There is a symmetry to this structure, one that magnifies some of Pachinko’s most salient themes. Even though they’re poor in the ’30s and relatively rich in the ’80s, the family is constantly forced, in both eras, to choose between impossible binaries: money and integrity, safety and authenticity, assimilation and persecution. But it’s not exactly difficult to glean these ideas from Lee’s chronological structure, which I greatly prefer. There’s a trend toward multiple timelines in TV these days; complicated storytelling has become the marker of prestige drama—of television as art. Yet Pachinko was art long before it was TV. The bifurcated narrative only adds too many transitions that disrupt the series’ emotional throughline and sows confusion around characters that turn up episodes before they’re properly introduced. Readers eager to see the book’s absorbing middle chapters onscreen will have to cross their fingers for a renewal.

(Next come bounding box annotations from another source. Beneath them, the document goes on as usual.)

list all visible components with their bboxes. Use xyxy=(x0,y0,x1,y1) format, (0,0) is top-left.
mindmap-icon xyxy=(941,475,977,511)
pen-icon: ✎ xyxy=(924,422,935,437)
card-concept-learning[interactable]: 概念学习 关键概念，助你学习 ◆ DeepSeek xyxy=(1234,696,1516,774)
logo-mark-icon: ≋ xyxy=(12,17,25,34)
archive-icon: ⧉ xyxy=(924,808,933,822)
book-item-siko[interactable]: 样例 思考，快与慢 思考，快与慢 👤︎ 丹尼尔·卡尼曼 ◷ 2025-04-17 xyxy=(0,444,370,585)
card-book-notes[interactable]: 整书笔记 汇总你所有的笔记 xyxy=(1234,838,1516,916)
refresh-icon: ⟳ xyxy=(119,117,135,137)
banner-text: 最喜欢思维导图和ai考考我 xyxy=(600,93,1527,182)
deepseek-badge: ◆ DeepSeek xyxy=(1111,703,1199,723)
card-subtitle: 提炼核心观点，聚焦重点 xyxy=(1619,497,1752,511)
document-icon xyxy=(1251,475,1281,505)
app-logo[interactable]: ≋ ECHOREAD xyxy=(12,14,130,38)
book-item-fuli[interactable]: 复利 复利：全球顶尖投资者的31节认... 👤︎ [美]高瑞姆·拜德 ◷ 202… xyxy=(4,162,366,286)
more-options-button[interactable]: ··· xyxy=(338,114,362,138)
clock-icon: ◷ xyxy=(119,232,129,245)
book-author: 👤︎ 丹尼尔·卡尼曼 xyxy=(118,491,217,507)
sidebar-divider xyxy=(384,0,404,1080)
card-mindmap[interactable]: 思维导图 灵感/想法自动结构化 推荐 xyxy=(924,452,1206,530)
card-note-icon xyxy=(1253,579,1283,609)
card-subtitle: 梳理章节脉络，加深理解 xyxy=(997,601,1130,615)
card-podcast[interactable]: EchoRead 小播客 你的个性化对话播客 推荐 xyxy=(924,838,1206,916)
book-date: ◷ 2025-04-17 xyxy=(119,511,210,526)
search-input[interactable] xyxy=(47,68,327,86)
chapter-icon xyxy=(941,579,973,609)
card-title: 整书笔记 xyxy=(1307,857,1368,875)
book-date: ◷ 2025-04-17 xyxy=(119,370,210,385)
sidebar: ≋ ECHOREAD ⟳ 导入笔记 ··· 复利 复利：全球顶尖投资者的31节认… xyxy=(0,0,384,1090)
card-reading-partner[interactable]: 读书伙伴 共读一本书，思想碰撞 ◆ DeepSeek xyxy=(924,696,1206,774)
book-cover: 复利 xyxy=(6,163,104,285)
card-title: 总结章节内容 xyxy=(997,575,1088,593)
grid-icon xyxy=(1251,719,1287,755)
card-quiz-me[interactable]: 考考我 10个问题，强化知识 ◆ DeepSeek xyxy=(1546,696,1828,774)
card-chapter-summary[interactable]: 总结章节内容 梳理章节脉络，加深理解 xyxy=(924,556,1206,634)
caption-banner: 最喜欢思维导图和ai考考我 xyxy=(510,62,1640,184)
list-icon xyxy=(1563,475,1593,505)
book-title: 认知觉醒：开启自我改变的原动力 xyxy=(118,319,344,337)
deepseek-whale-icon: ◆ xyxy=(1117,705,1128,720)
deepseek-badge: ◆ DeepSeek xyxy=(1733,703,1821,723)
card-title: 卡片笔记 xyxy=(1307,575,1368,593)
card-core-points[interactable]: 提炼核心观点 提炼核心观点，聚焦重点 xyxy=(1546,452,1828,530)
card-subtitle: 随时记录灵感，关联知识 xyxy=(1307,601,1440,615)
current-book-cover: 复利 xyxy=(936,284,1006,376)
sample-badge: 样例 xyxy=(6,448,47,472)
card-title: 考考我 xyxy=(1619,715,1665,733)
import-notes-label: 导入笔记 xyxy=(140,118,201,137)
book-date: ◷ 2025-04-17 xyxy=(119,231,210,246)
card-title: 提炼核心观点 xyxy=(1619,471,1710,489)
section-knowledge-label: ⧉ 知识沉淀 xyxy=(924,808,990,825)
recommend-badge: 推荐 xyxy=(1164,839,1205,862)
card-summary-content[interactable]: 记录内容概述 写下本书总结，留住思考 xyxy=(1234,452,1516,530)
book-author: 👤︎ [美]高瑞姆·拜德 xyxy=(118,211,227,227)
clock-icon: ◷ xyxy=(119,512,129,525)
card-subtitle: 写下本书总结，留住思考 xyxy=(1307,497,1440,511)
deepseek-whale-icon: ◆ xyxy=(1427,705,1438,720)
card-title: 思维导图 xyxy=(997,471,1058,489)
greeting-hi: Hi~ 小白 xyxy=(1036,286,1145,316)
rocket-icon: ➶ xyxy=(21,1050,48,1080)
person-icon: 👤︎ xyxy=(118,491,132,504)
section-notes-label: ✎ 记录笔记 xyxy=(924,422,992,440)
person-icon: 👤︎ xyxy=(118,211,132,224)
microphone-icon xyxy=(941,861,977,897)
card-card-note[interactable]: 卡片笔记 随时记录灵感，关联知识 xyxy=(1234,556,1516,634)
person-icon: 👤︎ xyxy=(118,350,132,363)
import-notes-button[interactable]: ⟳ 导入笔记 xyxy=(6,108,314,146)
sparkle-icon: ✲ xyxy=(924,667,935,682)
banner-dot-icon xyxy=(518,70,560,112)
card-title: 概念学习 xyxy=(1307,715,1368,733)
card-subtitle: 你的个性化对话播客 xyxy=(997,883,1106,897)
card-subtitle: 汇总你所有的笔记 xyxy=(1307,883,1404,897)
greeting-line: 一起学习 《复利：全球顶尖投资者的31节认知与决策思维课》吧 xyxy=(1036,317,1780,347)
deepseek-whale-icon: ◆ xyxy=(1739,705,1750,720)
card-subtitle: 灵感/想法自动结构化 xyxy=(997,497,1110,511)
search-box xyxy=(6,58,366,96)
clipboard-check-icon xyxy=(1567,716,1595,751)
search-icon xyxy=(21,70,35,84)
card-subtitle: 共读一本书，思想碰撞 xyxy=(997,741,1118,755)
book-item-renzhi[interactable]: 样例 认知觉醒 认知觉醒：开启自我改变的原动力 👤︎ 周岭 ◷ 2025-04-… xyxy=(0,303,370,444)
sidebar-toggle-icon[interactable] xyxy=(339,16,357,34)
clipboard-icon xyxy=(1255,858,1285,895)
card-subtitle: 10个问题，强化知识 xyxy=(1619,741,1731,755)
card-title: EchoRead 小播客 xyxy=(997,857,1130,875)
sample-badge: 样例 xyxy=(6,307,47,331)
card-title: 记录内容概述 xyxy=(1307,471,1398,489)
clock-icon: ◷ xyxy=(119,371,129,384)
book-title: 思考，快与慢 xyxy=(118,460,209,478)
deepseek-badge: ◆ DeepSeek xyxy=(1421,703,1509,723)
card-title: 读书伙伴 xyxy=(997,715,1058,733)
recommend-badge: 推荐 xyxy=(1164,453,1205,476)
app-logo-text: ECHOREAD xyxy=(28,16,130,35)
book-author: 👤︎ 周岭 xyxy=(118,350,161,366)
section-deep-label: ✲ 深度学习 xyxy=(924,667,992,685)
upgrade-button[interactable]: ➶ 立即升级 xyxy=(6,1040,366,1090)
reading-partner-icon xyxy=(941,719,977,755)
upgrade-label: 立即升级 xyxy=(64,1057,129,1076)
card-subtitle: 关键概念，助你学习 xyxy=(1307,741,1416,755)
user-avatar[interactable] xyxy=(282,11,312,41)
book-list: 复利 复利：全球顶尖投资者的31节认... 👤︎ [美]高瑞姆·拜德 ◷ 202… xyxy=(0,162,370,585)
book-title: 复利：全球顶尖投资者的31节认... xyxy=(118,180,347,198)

Such a big miscalculation might sink a weaker show, but in every other sense, Pachinko—like its heroine—is too singular and alive to fail. As portrayed by Kim in her youth and Minari Oscar winner Youn Yuh-jung in older age, Sunja epitomizes immigrant persistence without devolving into a stock character. Hugh avoids reducing her to either a martyr or a plucky success story. It was a wise choice, and one that has only become possible in the streaming era, to mix Korean, Japanese, and English dialogue; color-coded subtitles efficiently convey how characters combine tongues and code-switch. The art direction surpasses that of TV’s most immersive historical dramas, including The Crown. Complementing this intricate mise-en-scène and the cast’s fiercely physical performances is cinematography that lingers on textural details: the hem of a wedding dress, the pudgy foot of a newborn, the snowy brilliance of Korean white rice.
Yes, this adaptation is less than perfect; the disservice it does to the structural integrity of a novel that gains momentum and poignancy as the decades progress shouldn’t be understated. The overall impression is of an epochal masterpiece cut into snippets and reassembled out of order. That’s frustrating. Even when you account for its shortcomings, though, TV’s Pachinko remains the rare show of both artistic and historic import. Everyone should see it. But maybe read the book first.